Ethan stops at the bottom of the steps, looking at me, the baby, and the jar.
His whole expression shifts, becoming tender and aching, so full of want that I have to look away. If I don’t, I'll say something that sounds like forever, and I’m not ready to risk saying that word out loud.
“You told them.” My voice is thick. I don’t specify what, but he knows.
He sits on the step below me, tipping his head back until it rests against my knee. “Yeah.”
“You didn’t ask me first.”
“No.”
“They made me a jar, Ethan.”
His hand finds my ankle, wrapping around it, and his thumb traces the bone in small circles. “Kitty likes to help. They all do.”

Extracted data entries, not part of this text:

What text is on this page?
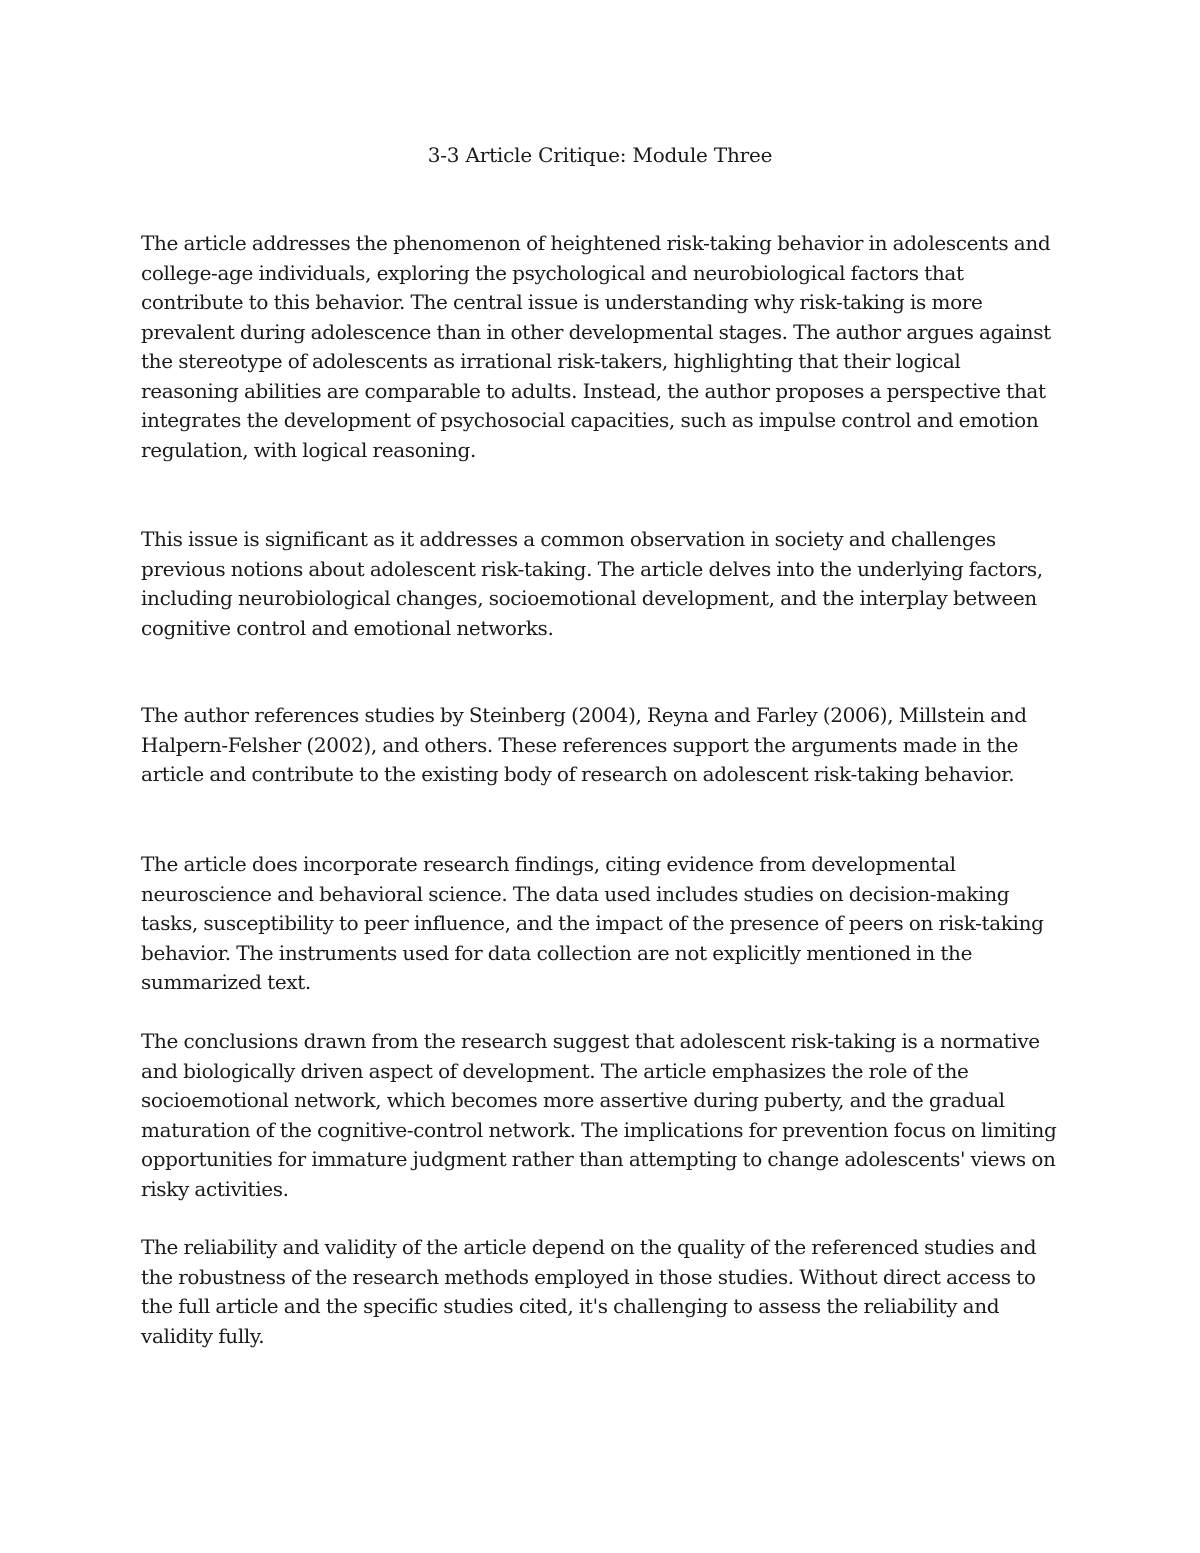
3-3 Article Critique: Module Three

The article addresses the phenomenon of heightened risk-taking behavior in adolescents and college-age individuals, exploring the psychological and neurobiological factors that contribute to this behavior. The central issue is understanding why risk-taking is more prevalent during adolescence than in other developmental stages. The author argues against the stereotype of adolescents as irrational risk-takers, highlighting that their logical reasoning abilities are comparable to adults. Instead, the author proposes a perspective that integrates the development of psychosocial capacities, such as impulse control and emotion regulation, with logical reasoning.

This issue is significant as it addresses a common observation in society and challenges previous notions about adolescent risk-taking. The article delves into the underlying factors, including neurobiological changes, socioemotional development, and the interplay between cognitive control and emotional networks.

The author references studies by Steinberg (2004), Reyna and Farley (2006), Millstein and Halpern-Felsher (2002), and others. These references support the arguments made in the article and contribute to the existing body of research on adolescent risk-taking behavior.

The article does incorporate research findings, citing evidence from developmental neuroscience and behavioral science. The data used includes studies on decision-making tasks, susceptibility to peer influence, and the impact of the presence of peers on risk-taking behavior. The instruments used for data collection are not explicitly mentioned in the summarized text.

The conclusions drawn from the research suggest that adolescent risk-taking is a normative and biologically driven aspect of development. The article emphasizes the role of the socioemotional network, which becomes more assertive during puberty, and the gradual maturation of the cognitive-control network. The implications for prevention focus on limiting opportunities for immature judgment rather than attempting to change adolescents' views on risky activities.

The reliability and validity of the article depend on the quality of the referenced studies and the robustness of the research methods employed in those studies. Without direct access to the full article and the specific studies cited, it's challenging to assess the reliability and validity fully.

I press my lips to the top of Max’s head to avoid saying something reckless. The biggest thing anyone has ever done for me happened in a conversation I wasn’t part of, and the evidence is a jar and four women who said, “Sit down.”
Ethan’s head is warm against my knee. Max’s soft little breaths are the only sound.
In the truck on the way home, my hand turns palm-up on the console. He takes it and holds on. The jar sits in my lap, warm where my body has heated the glass. Outside, the valley rolls past in gold and green, and neither of us speaks because the silence is full enough.